# Analysis problem for my research

blackbelt5400
This is not a homework problem. I've encountered something in my research in potential theory, and I need to prove the following.

Given:
h(t) = f(t) + g(t),
f '(t) < 0 for all t,
g'(t) > 0 for all t, and g'(t) is monotonically increasing,
f '(0) = 0,
g'(0) > 0,
f '(t) has exactly one minimum, and $$\lim_{t\to\infty}f'(t) = 0$$.

Show that h'(t) has at most three zeros.

Aaron792
This is not a homework problem. I've encountered something in my research in potential theory, and I need to prove the following.

Given:
h(t) = f(t) + g(t),
f '(t) < 0 for all t,
g'(t) > 0 for all t, and g'(t) is monotonically increasing,
f '(0) = 0,
g'(0) > 0,
f '(t) has exactly one minimum, and $$\lim_{t\to\infty}f'(t) = 0$$.

Show that h'(t) has at most three zeros.

Replace it by:
H(t)=F(t)-G(t)
H(t)=h'(t), F(t)=f'(t), G(t)=-g'(t)
F(t)<0, F(0)=0, G(t)<0, G(0)<0, G(t) monotonically decreasing
$$\lim_{t\to\infty}f'(t) = 0$$.
I see at most 2 zeros from graph example.
But I am not a mathmatical professional so can't help u walk it through.
Hope this can help.

Homework Helper
are f,g analytic, or maybe polynomials? if they are only smooth functions, it seems fairly easy to construct counterexamples where h' has infinitely many zeroes.

just let g = e^x, and let the graph of -f be parallel to, even equal to, the graph of g, over some interval like 1 < x < 2. then for x > 2 let the graph of -f have a flex (unique max of -f') and let -f' start to decrease toward zero as x--> infinity.

for x<1, just let graph -f straighten up to the left faster than that of g, so it becoems horizontal at x = 0, to get -f' = 0.

then -f' = g' for 1 < x < 2, so h' = f' + g' = 0 for all x: 1<x<2.

blackbelt5400
are f,g analytic, or maybe polynomials? if they are only smooth functions, it seems fairly easy to construct counterexamples where h' has infinitely many zeroes.

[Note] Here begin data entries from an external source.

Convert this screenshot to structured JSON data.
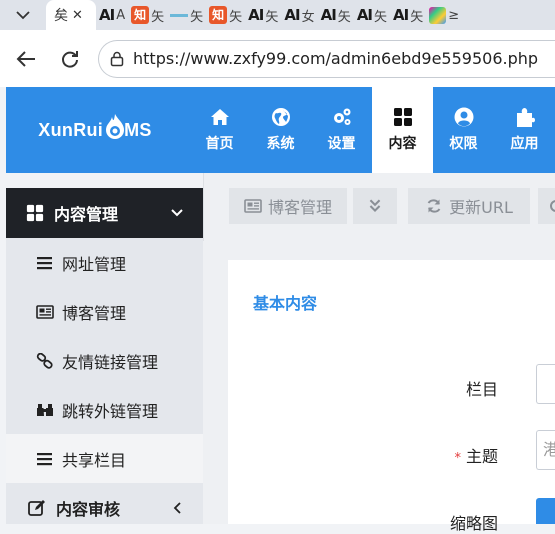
{
  "browser": {
    "active_tab_title": "矣",
    "active_tab_close": "✕",
    "tabs": [
      {
        "icon": "ai-favicon",
        "text": "AI",
        "label": "A"
      },
      {
        "icon": "zhihu-favicon",
        "text": "知",
        "label": "矢"
      },
      {
        "icon": "line-favicon",
        "text": "",
        "label": "矢"
      },
      {
        "icon": "zhihu-favicon",
        "text": "知",
        "label": "矢"
      },
      {
        "icon": "ai-favicon",
        "text": "AI",
        "label": "矢"
      },
      {
        "icon": "ai-favicon",
        "text": "AI",
        "label": "女"
      },
      {
        "icon": "ai-favicon",
        "text": "AI",
        "label": "矢"
      },
      {
        "icon": "ai-favicon",
        "text": "AI",
        "label": "矢"
      },
      {
        "icon": "ai-favicon",
        "text": "AI",
        "label": "矢"
      },
      {
        "icon": "apps-favicon",
        "text": "",
        "label": "≥"
      }
    ],
    "url": "https://www.zxfy99.com/admin6ebd9e559506.php"
  },
  "app": {
    "brand_left": "XunRui",
    "brand_right": "MS",
    "brand_color": "#2f8ce6",
    "top_nav": [
      {
        "label": "首页",
        "icon": "home-icon"
      },
      {
        "label": "系统",
        "icon": "globe-icon"
      },
      {
        "label": "设置",
        "icon": "cogs-icon"
      },
      {
        "label": "内容",
        "icon": "grid-icon",
        "active": true
      },
      {
        "label": "权限",
        "icon": "user-icon"
      },
      {
        "label": "应用",
        "icon": "puzzle-icon"
      }
    ]
  },
  "sidebar": {
    "section_title": "内容管理",
    "items": [
      {
        "label": "网址管理",
        "icon": "list-icon"
      },
      {
        "label": "博客管理",
        "icon": "newspaper-icon"
      },
      {
        "label": "友情链接管理",
        "icon": "link-icon"
      },
      {
        "label": "跳转外链管理",
        "icon": "binoculars-icon"
      },
      {
        "label": "共享栏目",
        "icon": "list-icon"
      }
    ],
    "bottom_section": "内容审核"
  },
  "toolbar": {
    "blog_button": "博客管理",
    "dropdown_icon": "double-chevron-down-icon",
    "refresh_url": "更新URL"
  },
  "panel": {
    "title": "基本内容",
    "fields": [
      {
        "label": "栏目",
        "required": false
      },
      {
        "label": "主题",
        "required": true,
        "required_mark": "*",
        "value": "港"
      },
      {
        "label": "缩略图",
        "required": false
      }
    ]
  }
}
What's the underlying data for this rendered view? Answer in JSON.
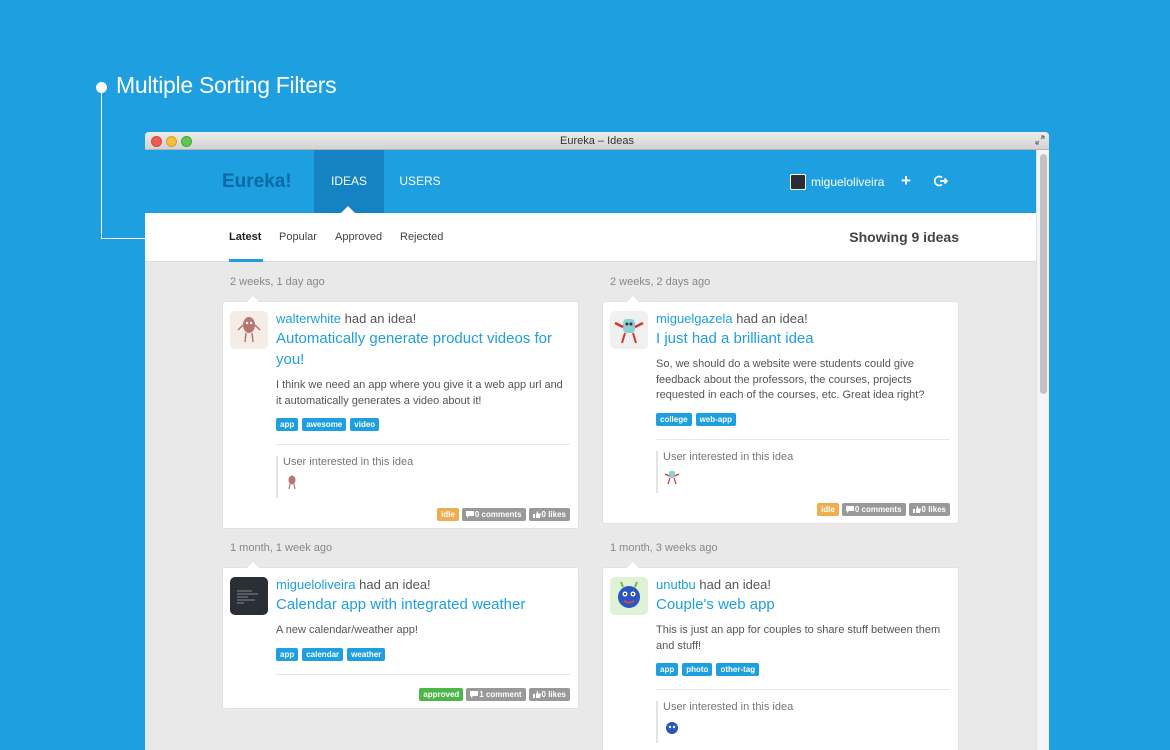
{
  "annotation": {
    "title": "Multiple Sorting Filters"
  },
  "window": {
    "title": "Eureka – Ideas"
  },
  "navbar": {
    "brand": "Eureka!",
    "tabs": [
      "IDEAS",
      "USERS"
    ],
    "username": "migueloliveira",
    "plus_icon": "+"
  },
  "sortbar": {
    "filters": [
      "Latest",
      "Popular",
      "Approved",
      "Rejected"
    ],
    "count_text": "Showing 9 ideas"
  },
  "cards": [
    {
      "timestamp": "2 weeks, 1 day ago",
      "author": "walterwhite",
      "had_idea": "had an idea!",
      "title": "Automatically generate product videos for you!",
      "description": "I think we need an app where you give it a web app url and it automatically generates a video about it!",
      "tags": [
        "app",
        "awesome",
        "video"
      ],
      "interested_label": "User interested in this idea",
      "status": "idle",
      "comments": "0 comments",
      "likes": "0 likes"
    },
    {
      "timestamp": "2 weeks, 2 days ago",
      "author": "miguelgazela",
      "had_idea": "had an idea!",
      "title": "I just had a brilliant idea",
      "description": "So, we should do a website were students could give feedback about the professors, the courses, projects requested in each of the courses, etc. Great idea right?",
      "tags": [
        "college",
        "web-app"
      ],
      "interested_label": "User interested in this idea",
      "status": "idle",
      "comments": "0 comments",
      "likes": "0 likes"
    },
    {
      "timestamp": "1 month, 1 week ago",
      "author": "migueloliveira",
      "had_idea": "had an idea!",
      "title": "Calendar app with integrated weather",
      "description": "A new calendar/weather app!",
      "tags": [
        "app",
        "calendar",
        "weather"
      ],
      "status": "approved",
      "comments": "1 comment",
      "likes": "0 likes"
    },
    {
      "timestamp": "1 month, 3 weeks ago",
      "author": "unutbu",
      "had_idea": "had an idea!",
      "title": "Couple's web app",
      "description": "This is just an app for couples to share stuff between them and stuff!",
      "tags": [
        "app",
        "photo",
        "other-tag"
      ],
      "interested_label": "User interested in this idea"
    }
  ],
  "colors": {
    "accent": "#1e9fe0",
    "nav_active": "#1482c3",
    "idle": "#f0ad4e",
    "approved": "#4bb749"
  }
}
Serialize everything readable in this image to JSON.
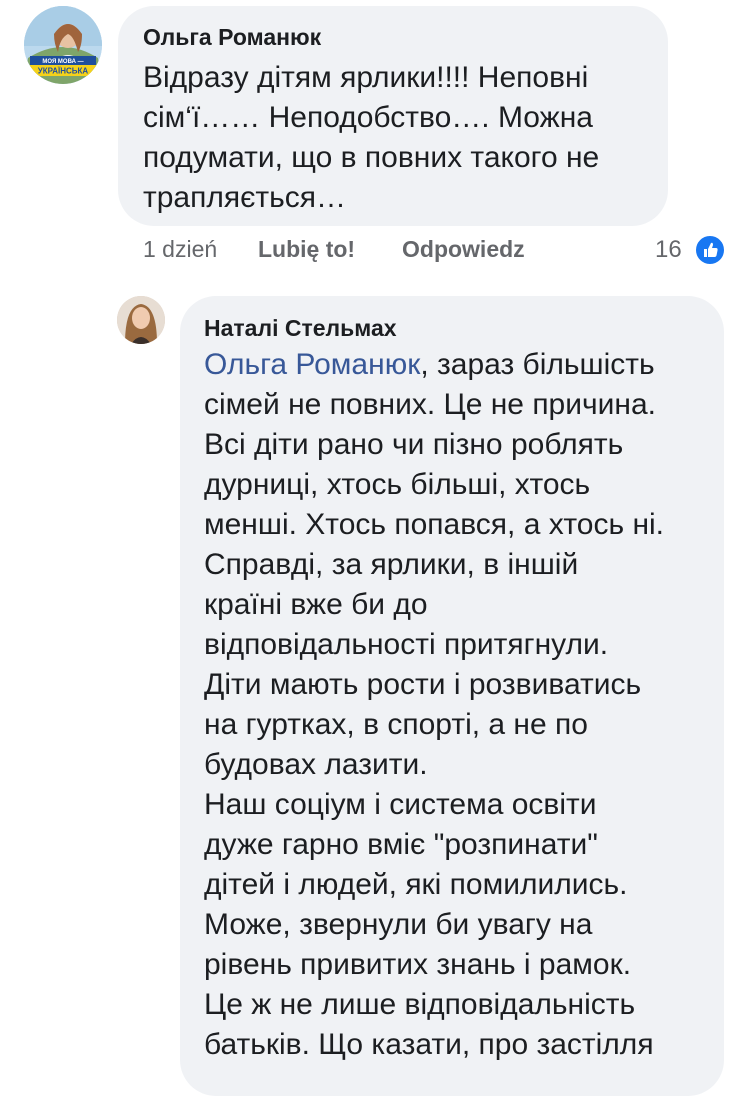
{
  "comment1": {
    "avatar_text_top": "МОЯ МОВА —",
    "avatar_text_bottom": "УКРАЇНСЬКА",
    "author": "Ольга Романюк",
    "lines": [
      "Відразу дітям ярлики!!!! Неповні",
      "сім‘ї……  Неподобство…. Можна",
      "подумати, що в повних такого не",
      "трапляється…"
    ],
    "time": "1 dzień",
    "like_label": "Lubię to!",
    "reply_label": "Odpowiedz",
    "reaction_count": "16",
    "reaction_icon": "thumbs-up-icon",
    "accent_color": "#1877f2"
  },
  "comment2": {
    "author": "Наталі Стельмах",
    "mention": "Ольга Романюк",
    "first_line_rest": ", зараз більшість",
    "lines": [
      "сімей не повних. Це не причина.",
      "Всі діти рано чи пізно роблять",
      "дурниці, хтось більші, хтось",
      "менші. Хтось попався, а хтось ні.",
      "Справді, за ярлики, в іншій",
      "країні вже би до",
      "відповідальності притягнули.",
      "Діти мають рости і розвиватись",
      "на гуртках, в спорті, а не по",
      "будовах лазити.",
      "Наш соціум і система освіти",
      "дуже гарно вміє \"розпинати\"",
      "дітей і людей,  які помилились.",
      "Може, звернули би увагу на",
      "рівень привитих знань і рамок.",
      "Це ж не лише відповідальність",
      "батьків. Що казати, про застілля"
    ],
    "mention_color": "#385898"
  }
}
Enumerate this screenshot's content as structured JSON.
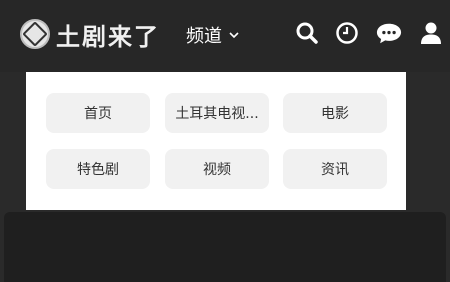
{
  "header": {
    "logo_text": "土剧来了",
    "channel_label": "频道",
    "icons": [
      "search-icon",
      "history-icon",
      "message-icon",
      "user-icon"
    ]
  },
  "dropdown": {
    "items": [
      {
        "label": "首页"
      },
      {
        "label": "土耳其电视..."
      },
      {
        "label": "电影"
      },
      {
        "label": "特色剧"
      },
      {
        "label": "视频"
      },
      {
        "label": "资讯"
      }
    ]
  },
  "colors": {
    "header_bg": "#272727",
    "page_bg": "#2a2a2a",
    "menu_bg": "#ffffff",
    "item_bg": "#f1f1f1",
    "text_dark": "#333333"
  }
}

The most I can say is that they are subharmonic.

These are potential functions using the Newtonian kernel. Particularly, I've placed two positive charges on the x-axis at (0,0) and (1,0), with the third positive charge somewhere in the upper half-plane. Choose 0<c<1, and let $$\vec{v}$$ be the line segment originating at c directed into the upper half-plane.

Parameterize the potential on this vector with x(t) = c, y(t) = t.

Then the potential on this vector is given by h(t) = f(t)+g(t), where f(t) is the potential from the two charges on the x-axis, and g(t) is the potential from the third charge in the upper half-plane.

Clearly f '(t)<0, and f '(0)=0. I've proven that f '(t) also has exactly one minimum. Also, g'(0)>0, and if this line segment is chosen to be an altitude of the triangle formed by the three charges, then g(t) is convex and increasing. In this case, I need to show that h'(t) has at most two zeros.

If the vector is not an altitude of the triangle, then you lose the convexity of g(t). It will still be true that g'(t)>0 for all t in [0,y_3) (where (x_3,y_3) is the coordinate of the third charge). I can show that g'(t) is increasing initially. However, g'(y_3)=0, so g takes a max and is therefore concave down after some point.

In this case, the problem changes to showing that h'(t) has at most three zeros.

maze
To create the function mathwonk said, you can create f in 3 separate peices - f in [0,1], in (1,2], and in (2,infty).

At this point it will have "corners" where the peices meet up. Then convolve it with a thin mollifier to smooth out the corners.